- Location: Golmud County Haixi Prefecture Qinghai Province China
- Coordinates: 37°03′00″N 94°39′19″E﻿ / ﻿37.05000°N 94.65528°E
- Type: Endorheic saline lake
- Basin countries: China
- Surface area: 0–6.25 km^{2} (0.00–2.41 sq mi)
- Surface elevation: 2,676.4 m (8,781 ft)

= Xiaobiele Lake =

Xiaobiele Lake or Xiaobieletan is an ephemeral lake in the southwestern Qarhan Playa north of Golmud in the Haixi Prefecture of Qinghai Province in northwestern China.

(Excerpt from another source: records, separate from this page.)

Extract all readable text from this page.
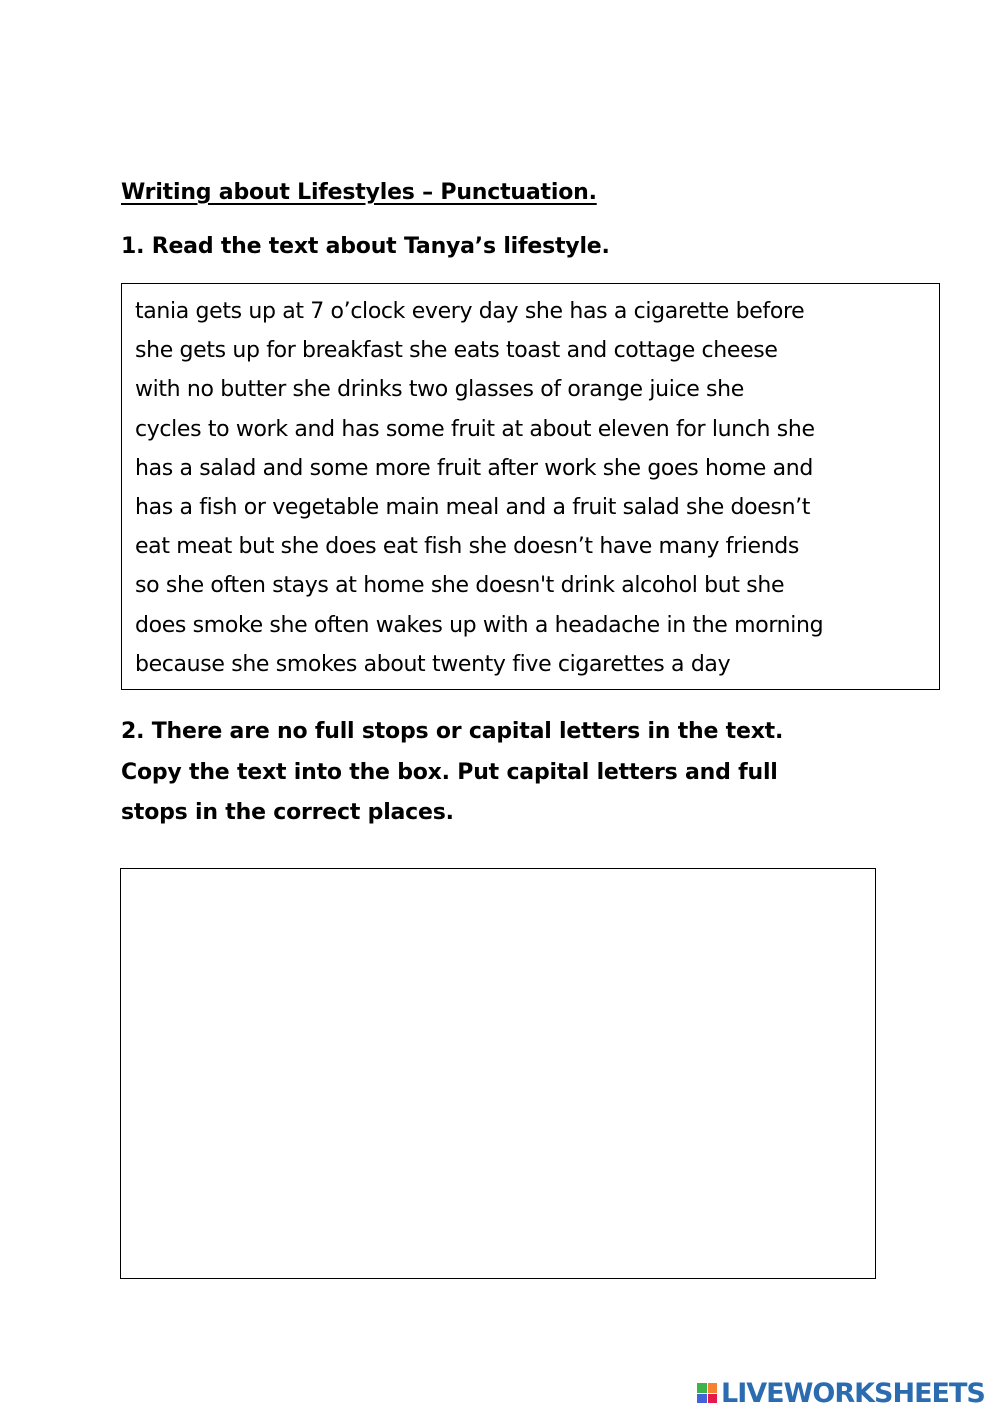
Writing about Lifestyles – Punctuation.
1. Read the text about Tanya’s lifestyle.
tania gets up at 7 o’clock every day she has a cigarette before
she gets up for breakfast she eats toast and cottage cheese
with no butter she drinks two glasses of orange juice she
cycles to work and has some fruit at about eleven for lunch she
has a salad and some more fruit after work she goes home and
has a fish or vegetable main meal and a fruit salad she doesn’t
eat meat but she does eat fish she doesn’t have many friends
so she often stays at home she doesn't drink alcohol but she
does smoke she often wakes up with a headache in the morning
because she smokes about twenty five cigarettes a day
2. There are no full stops or capital letters in the text.
Copy the text into the box. Put capital letters and full
stops in the correct places.
LIVEWORKSHEETS
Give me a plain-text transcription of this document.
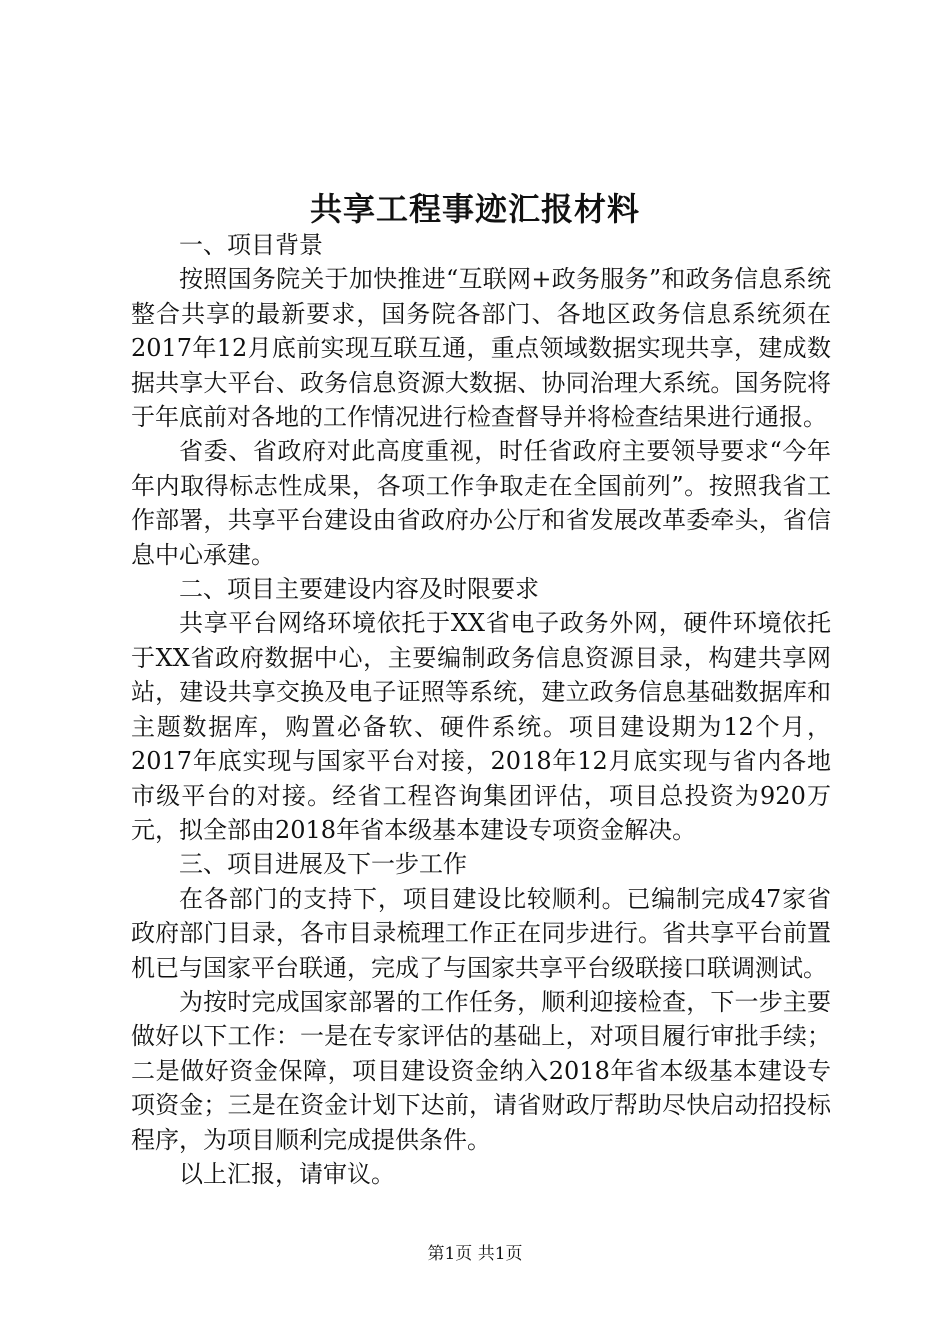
共享工程事迹汇报材料

一、项目背景

按照国务院关于加快推进“互联网+政务服务”和政务信息系统整合共享的最新要求，国务院各部门、各地区政务信息系统须在2017年12月底前实现互联互通，重点领域数据实现共享，建成数据共享大平台、政务信息资源大数据、协同治理大系统。国务院将于年底前对各地的工作情况进行检查督导并将检查结果进行通报。

省委、省政府对此高度重视，时任省政府主要领导要求“今年年内取得标志性成果，各项工作争取走在全国前列”。按照我省工作部署，共享平台建设由省政府办公厅和省发展改革委牵头，省信息中心承建。

二、项目主要建设内容及时限要求

共享平台网络环境依托于XX省电子政务外网，硬件环境依托于XX省政府数据中心，主要编制政务信息资源目录，构建共享网站，建设共享交换及电子证照等系统，建立政务信息基础数据库和主题数据库，购置必备软、硬件系统。项目建设期为12个月，2017年底实现与国家平台对接，2018年12月底实现与省内各地市级平台的对接。经省工程咨询集团评估，项目总投资为920万元，拟全部由2018年省本级基本建设专项资金解决。

三、项目进展及下一步工作

在各部门的支持下，项目建设比较顺利。已编制完成47家省政府部门目录，各市目录梳理工作正在同步进行。省共享平台前置机已与国家平台联通，完成了与国家共享平台级联接口联调测试。

为按时完成国家部署的工作任务，顺利迎接检查，下一步主要做好以下工作：一是在专家评估的基础上，对项目履行审批手续；二是做好资金保障，项目建设资金纳入2018年省本级基本建设专项资金；三是在资金计划下达前，请省财政厅帮助尽快启动招投标程序，为项目顺利完成提供条件。

以上汇报，请审议。

第1页 共1页
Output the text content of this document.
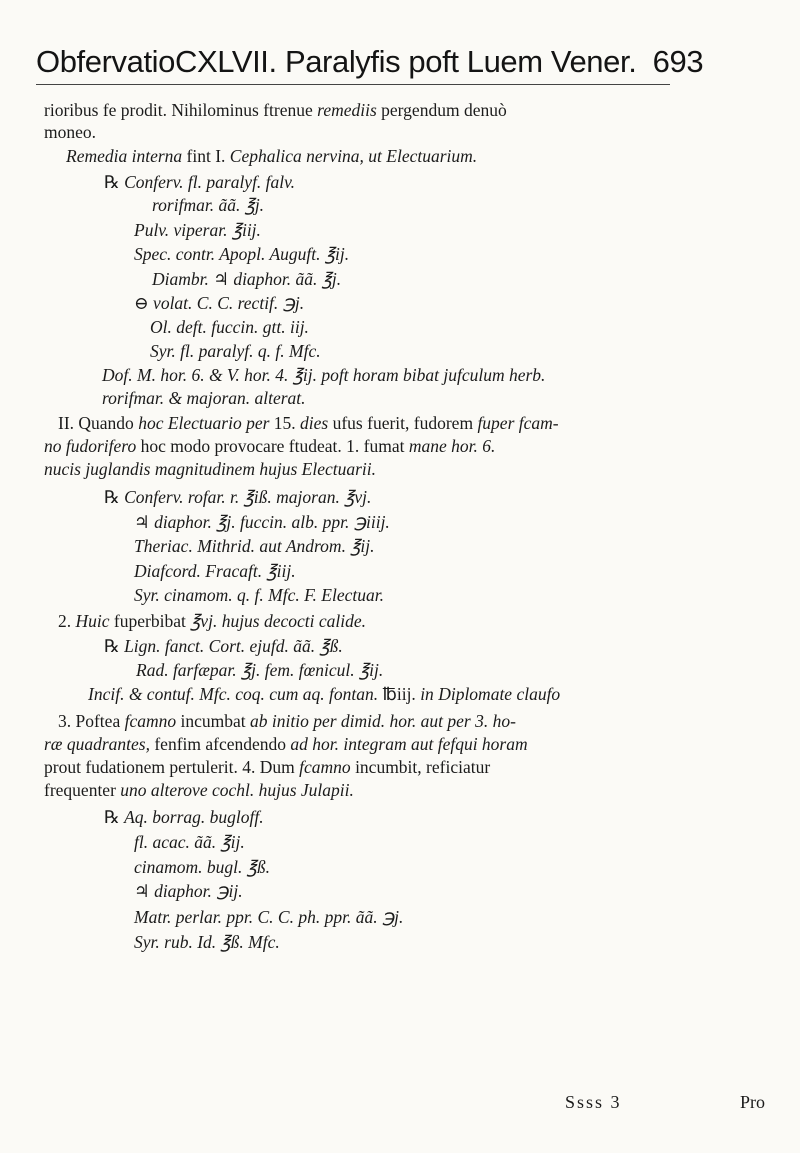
ObfervatioCXLVII. Paralyfis poft Luem Vener. 693
rioribus fe prodit. Nihilominus ftrenue remediis pergendum denuò
moneo.
Remedia interna fint I. Cephalica nervina, ut Electuarium.
℞ Conferv. fl. paralyf. falv.
rorifmar. ãã. ℥j.
Pulv. viperar. ℥iij.
Spec. contr. Apopl. Auguft. ℥ij.
Diambr. ♃ diaphor. ãã. ℥j.
⊖ volat. C. C. rectif. ℈j.
Ol. deft. fuccin. gtt. iij.
Syr. fl. paralyf. q. f. Mfc.
Dof. M. hor. 6. & V. hor. 4. ℥ij. poft horam bibat jufculum herb.
rorifmar. & majoran. alterat.
II. Quando hoc Electuario per 15. dies ufus fuerit, fudorem fuper fcam-
no fudorifero hoc modo provocare ftudeat. 1. fumat mane hor. 6.
nucis juglandis magnitudinem hujus Electuarii.
℞ Conferv. rofar. r. ℥iß. majoran. ℥vj.
♃ diaphor. ℥j. fuccin. alb. ppr. ℈iiij.
Theriac. Mithrid. aut Androm. ℥ij.
Diafcord. Fracaft. ℥iij.
Syr. cinamom. q. f. Mfc. F. Electuar.
2. Huic fuperbibat ℥vj. hujus decocti calide.
℞ Lign. fanct. Cort. ejufd. ãã. ℥ß.
Rad. farfæpar. ℥j. fem. fœnicul. ℥ij.
Incif. & contuf. Mfc. coq. cum aq. fontan. ℔iij. in Diplomate claufo
3. Poftea fcamno incumbat ab initio per dimid. hor. aut per 3. ho-
ræ quadrantes, fenfim afcendendo ad hor. integram aut fefqui horam
prout fudationem pertulerit. 4. Dum fcamno incumbit, reficiatur
frequenter uno alterove cochl. hujus Julapii.
℞ Aq. borrag. bugloff.
fl. acac. ãã. ℥ij.
cinamom. bugl. ℥ß.
♃ diaphor. ℈ij.
Matr. perlar. ppr. C. C. ph. ppr. ãã. ℈j.
Syr. rub. Id. ℥ß. Mfc.
Ssss 3	Pro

Like the other lakes of the surrounding Qaidam Basin, it is extremely saline; like the other lakes of the surrounding Bieletan subbasin, it is rich in lithium.

==Names==
The xiao at the beginning of the name is the pinyin romanization of the Chinese word meaning "little" or "lesser", distinguishing it from nearby Dabiele Lake ("Big" or "Greater Biele Lake"). Xiaobiele is also known as Xiaobieletan from a Chinese word used for both beaches and muddy riverbanks.

==Geography==
Xiaobiele Lake is an ephemeral salt lake in the Bieletan subbasin in the southwestern quarter of the Qarhan Playa at an elevation of 2676.4 m. It lies between Dabiele and West Dabusun Lakes. It is usually 6.25 sqkm wide. Its depth usually does not exceed 1 m.

==Geology==
Xiaobiele's position at the south end of the playa means that its waters are relatively less influenced by the concentrated mineral springs along the playa's northern boundary. As with Dabiele, it is nonetheless nearly saturated with calcite, anhydrite, halite, and (importantly) carnallite, which is processed to produce potash for potassium-rich fertilizers and other uses. The Bieletan subbasin as a whole—inclusive of Suli, S. Suli, and Dabiele—is also the richest source of brine lithium in China, with an estimated store of 7.74 e6MT of lithium chloride. The lithium derives from hot springs located near Mount Buka Daban which now feed the Narin Gol River or Hongshui River (t 紅水河, s 红水河, Hóngshuǐ Hé) that flows into East Taijinar Lake. In the past, however, the springs lay within the "Kunlun" paleolake which until about 30,000 years ago produced a river which flowed north into a broad alluvial fan feeding the "Qarhan" paleolake in the Sanhu area. Bieletan's lithium came both from deposits directly flowing into the area at the time and continuing contributions from the Urt Moron and other rivers arising in and flowing through the former alluvial plain.